I’ve been implementing a style guide this week, and in particular have been trying to focus on creating clean, decoupled, and reusable components.

Part of this effort has involved ensuring that all “global” settings that are represented in the style guide are contained in a single settings file. A perfect example of one of these settings is the colour palette.

In order to try and avoid defining too many colours unnecessarily, I’ve been working a lot with SASS colour functions, and wanted to talk about those today.



This function is great for ‘tinting’ a colour. For example, if you have a palette colour defined, say $green: #00ff00;, you can lighten it with scale_color($green, $lightness: 15%) to make the colour 15% lighter. scale_color has some minor details relating to how it changes the lightness in a relative sense - for a more absolute measurement, then there is adjust_color.



rgba is great for introducing an alpha value to a palette colour. I’ve been using this a lot for things like button states, where the background colour should be 85% opaque. It’s very simple to use, as it can accept either red, green, blue and alpha arguments, or a Sass “color” type and alpha arguments. A Sass color type can be basically any representation of a color - named colours (like “green”), and hex values (like “#00ff00”) are most common. Variables are also supported.

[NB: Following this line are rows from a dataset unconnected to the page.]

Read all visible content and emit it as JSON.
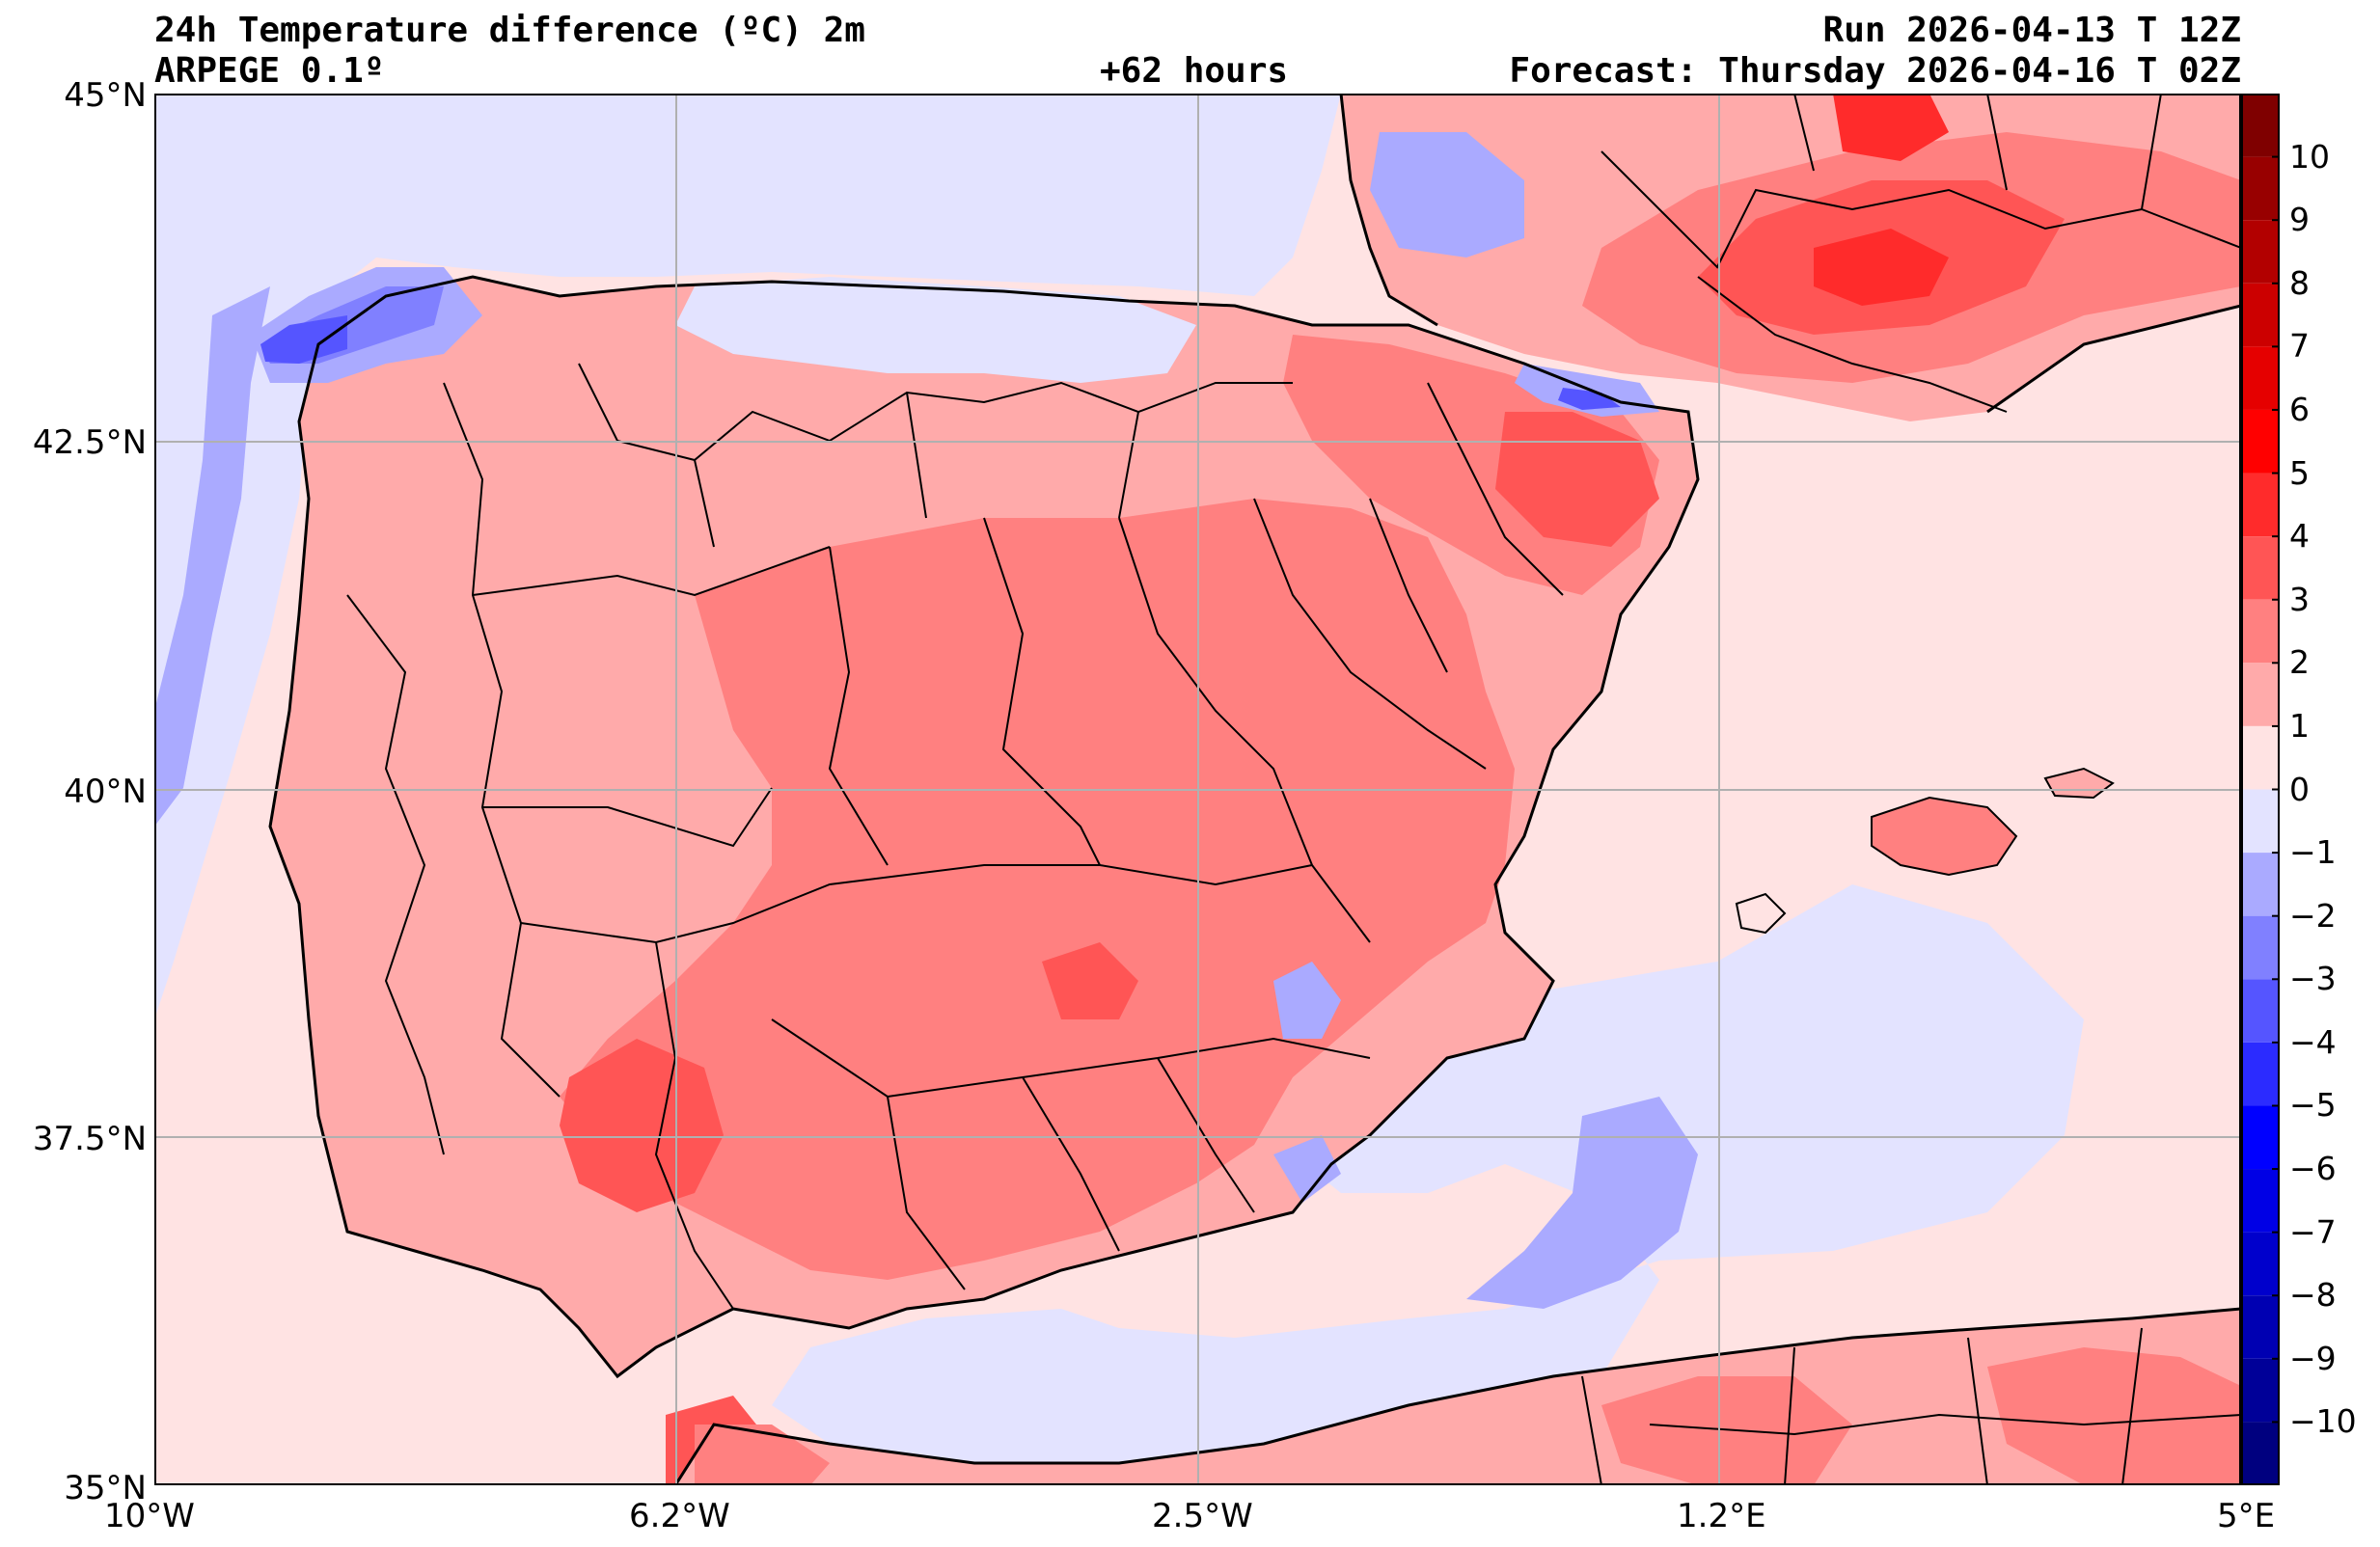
{
  "header": {
    "title_line1": "24h Temperature difference (ºC) 2m",
    "title_line2": "ARPEGE 0.1º",
    "lead_time": "+62 hours",
    "run": "Run 2026-04-13 T 12Z",
    "forecast": "Forecast: Thursday 2026-04-16 T 02Z"
  },
  "axes": {
    "lat_labels": [
      "45°N",
      "42.5°N",
      "40°N",
      "37.5°N",
      "35°N"
    ],
    "lon_labels": [
      "10°W",
      "6.2°W",
      "2.5°W",
      "1.2°E",
      "5°E"
    ],
    "lat_values": [
      45,
      42.5,
      40,
      37.5,
      35
    ],
    "lon_values": [
      -10,
      -6.25,
      -2.5,
      1.25,
      5
    ],
    "lon_range": [
      -10,
      5
    ],
    "lat_range": [
      35,
      45
    ]
  },
  "colorbar": {
    "labels": [
      "10",
      "9",
      "8",
      "7",
      "6",
      "5",
      "4",
      "3",
      "2",
      "1",
      "0",
      "−1",
      "−2",
      "−3",
      "−4",
      "−5",
      "−6",
      "−7",
      "−8",
      "−9",
      "−10"
    ],
    "levels": [
      11,
      10,
      9,
      8,
      7,
      6,
      5,
      4,
      3,
      2,
      1,
      0,
      -1,
      -2,
      -3,
      -4,
      -5,
      -6,
      -7,
      -8,
      -9,
      -10,
      -11
    ],
    "colors": [
      "#7f0000",
      "#980000",
      "#b20000",
      "#cc0000",
      "#e50000",
      "#ff0000",
      "#ff2b2b",
      "#ff5555",
      "#ff8080",
      "#ffaaaa",
      "#ffe3e3",
      "#e3e3ff",
      "#aaaaff",
      "#8080ff",
      "#5555ff",
      "#2b2bff",
      "#0000ff",
      "#0000e5",
      "#0000cc",
      "#0000b2",
      "#000098",
      "#00007f"
    ]
  },
  "palette": {
    "sea_neutral": "#ffe3e3",
    "sea_cool": "#e3e3ff",
    "warm1": "#ffaaaa",
    "warm2": "#ff8080",
    "warm3": "#ff5555",
    "warm4": "#ff2b2b",
    "cool1": "#aaaaff",
    "cool2": "#8080ff",
    "cool3": "#5555ff"
  }
}
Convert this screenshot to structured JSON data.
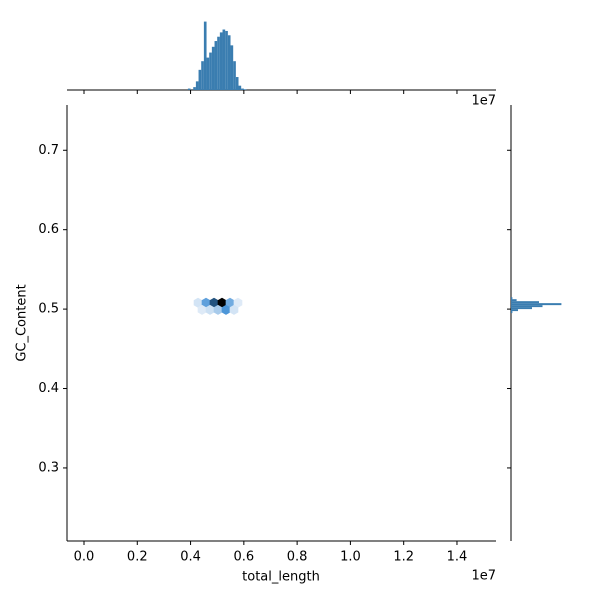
{
  "chart_data": {
    "type": "hexbin",
    "xlabel": "total_length",
    "ylabel": "GC_Content",
    "x_offset_label": "1e7",
    "xlim": [
      -0.0638,
      1.5465
    ],
    "ylim": [
      0.208,
      0.757
    ],
    "xticks": [
      {
        "value": 0,
        "label": "0.0"
      },
      0.2,
      0.4,
      0.6,
      0.8,
      {
        "value": 1,
        "label": "1.0"
      },
      1.2,
      1.4
    ],
    "yticks": [
      0.3,
      0.4,
      0.5,
      0.6,
      0.7
    ],
    "hexbins": {
      "x": [
        0.428,
        0.458,
        0.488,
        0.518,
        0.548,
        0.578,
        0.443,
        0.473,
        0.503,
        0.533,
        0.563
      ],
      "y": [
        0.508,
        0.508,
        0.508,
        0.508,
        0.508,
        0.508,
        0.499,
        0.499,
        0.499,
        0.499,
        0.499
      ],
      "counts": [
        8,
        40,
        70,
        100,
        35,
        5,
        5,
        10,
        20,
        45,
        8
      ]
    },
    "marginal_color": "#3a7db0",
    "x_marginal": {
      "bins": [
        0.39,
        0.4,
        0.41,
        0.42,
        0.43,
        0.44,
        0.45,
        0.46,
        0.47,
        0.48,
        0.49,
        0.5,
        0.51,
        0.52,
        0.53,
        0.54,
        0.55,
        0.56,
        0.57,
        0.58,
        0.59,
        0.6,
        0.61
      ],
      "counts": [
        2,
        0,
        4,
        12,
        28,
        40,
        95,
        45,
        52,
        60,
        68,
        74,
        80,
        84,
        82,
        76,
        62,
        40,
        18,
        6,
        2,
        1
      ],
      "lim": [
        0,
        100
      ]
    },
    "y_marginal": {
      "bins": [
        0.495,
        0.4975,
        0.5,
        0.5025,
        0.505,
        0.5075,
        0.51,
        0.5125,
        0.515
      ],
      "counts": [
        2,
        10,
        30,
        45,
        72,
        40,
        8,
        2
      ],
      "lim": [
        0,
        100
      ]
    }
  }
}
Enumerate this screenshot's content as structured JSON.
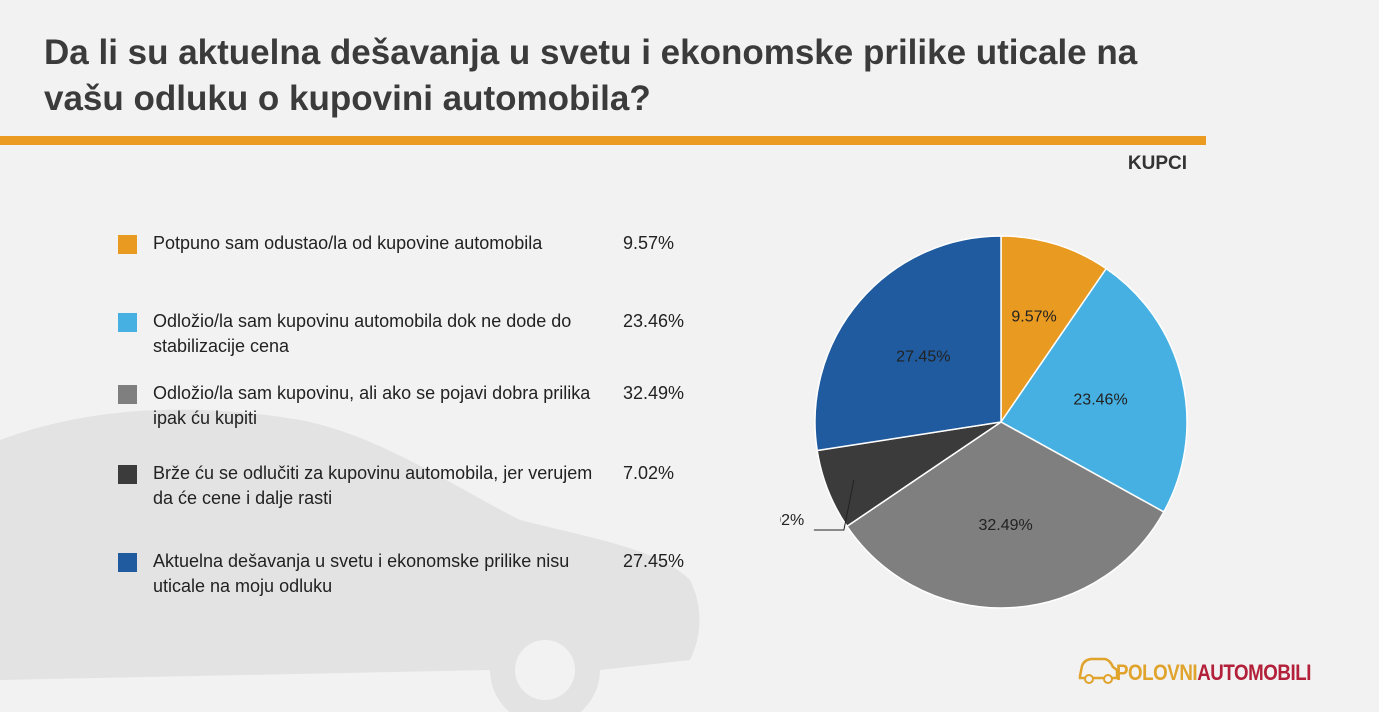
{
  "title": "Da li su aktuelna dešavanja u svetu i ekonomske prilike uticale na vašu odluku o kupovini automobila?",
  "group_label": "KUPCI",
  "logo": {
    "part1": "POLOVNI",
    "part2": "AUTOMOBILI",
    "colors": [
      "#e0a32c",
      "#b3203a"
    ]
  },
  "chart_data": {
    "type": "pie",
    "title": "Da li su aktuelna dešavanja u svetu i ekonomske prilike uticale na vašu odluku o kupovini automobila?",
    "start_angle": "12 o'clock",
    "direction": "clockwise",
    "legend_placement": "left",
    "slices": [
      {
        "label": "Potpuno sam odustao/la od kupovine automobila",
        "value": 9.57,
        "display": "9.57%",
        "color": "#e99a20"
      },
      {
        "label": "Odložio/la sam kupovinu automobila dok ne dode do stabilizacije cena",
        "value": 23.46,
        "display": "23.46%",
        "color": "#46b0e2"
      },
      {
        "label": "Odložio/la sam kupovinu, ali ako se pojavi dobra prilika ipak ću kupiti",
        "value": 32.49,
        "display": "32.49%",
        "color": "#7f7f7f"
      },
      {
        "label": "Brže ću se odlučiti za kupovinu automobila, jer verujem da će cene i dalje rasti",
        "value": 7.02,
        "display": "7.02%",
        "color": "#3b3b3b"
      },
      {
        "label": "Aktuelna dešavanja u svetu i ekonomske prilike nisu uticale na moju odluku",
        "value": 27.45,
        "display": "27.45%",
        "color": "#1f5b9e"
      }
    ]
  }
}
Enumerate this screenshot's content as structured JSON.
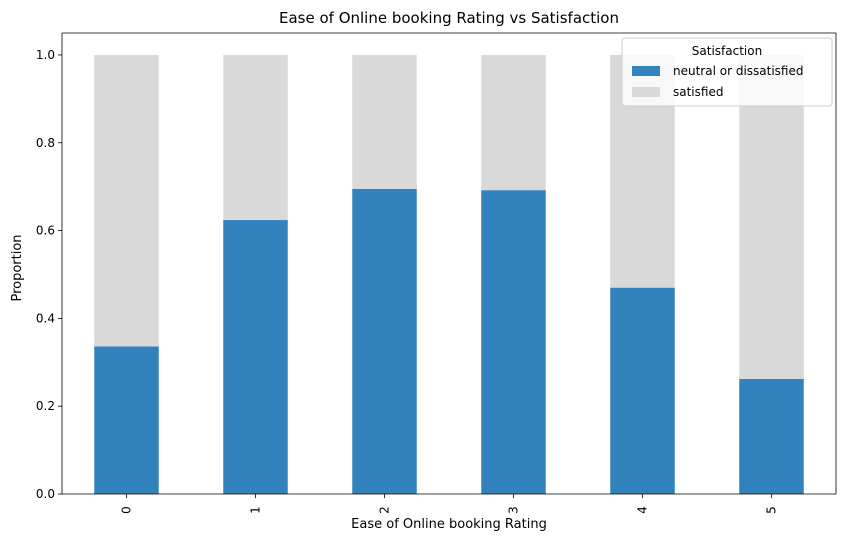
{
  "chart_data": {
    "type": "bar",
    "stacked": true,
    "title": "Ease of Online booking Rating vs Satisfaction",
    "xlabel": "Ease of Online booking Rating",
    "ylabel": "Proportion",
    "categories": [
      "0",
      "1",
      "2",
      "3",
      "4",
      "5"
    ],
    "ylim": [
      0,
      1.05
    ],
    "yticks": [
      "0.0",
      "0.2",
      "0.4",
      "0.6",
      "0.8",
      "1.0"
    ],
    "grid": false,
    "legend": {
      "title": "Satisfaction",
      "placement": "top-right"
    },
    "series": [
      {
        "name": "neutral or dissatisfied",
        "color": "#3182bd",
        "values": [
          0.336,
          0.624,
          0.695,
          0.692,
          0.47,
          0.262
        ]
      },
      {
        "name": "satisfied",
        "color": "#d9d9d9",
        "values": [
          0.664,
          0.376,
          0.305,
          0.308,
          0.53,
          0.738
        ]
      }
    ]
  }
}
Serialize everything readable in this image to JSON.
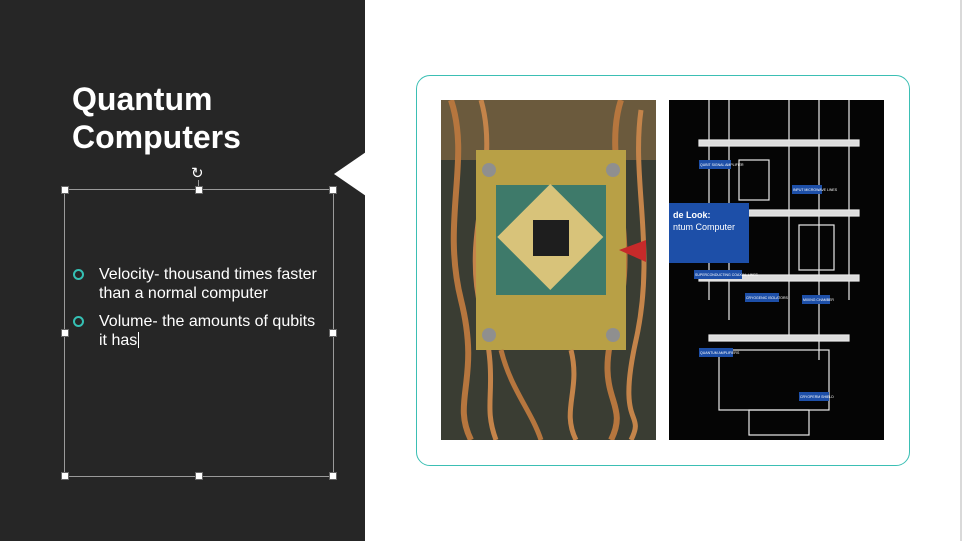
{
  "slide": {
    "title": "Quantum Computers",
    "bullets": [
      {
        "text": "Velocity- thousand times faster than a normal computer"
      },
      {
        "text": "Volume- the amounts of qubits it has"
      }
    ]
  },
  "images": {
    "left_photo": {
      "icon": "quantum-chip-photo"
    },
    "right_diagram": {
      "icon": "quantum-computer-diagram",
      "heading_line1": "de Look:",
      "heading_line2": "ntum Computer",
      "labels": [
        "QUBIT SIGNAL AMPLIFIER",
        "INPUT MICROWAVE LINES",
        "SUPERCONDUCTING COAXIAL LINES",
        "CRYOGENIC ISOLATORS",
        "QUANTUM AMPLIFIERS",
        "MIXING CHAMBER",
        "CRYOPERM SHIELD"
      ]
    }
  },
  "colors": {
    "panel": "#262626",
    "accent": "#35c0b4",
    "frame": "#3bbfb4"
  }
}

As an example of introducing alpha to a colour value, given a color palette variable of $green: #00ff00;", RGBA can be used to change the alpha of the color to 85% as follows: rgba($green, 0.85).

These functions are incredibly useful for enabling stylesheets to stick to a small set of core variables, and simply adjust these, rather than adding variables for every possible variant of a colour. There are many, many more utility functions documented on the sass-lang site, and I’m going to be spending a lot more time investigating these more to further improve my componentized styles.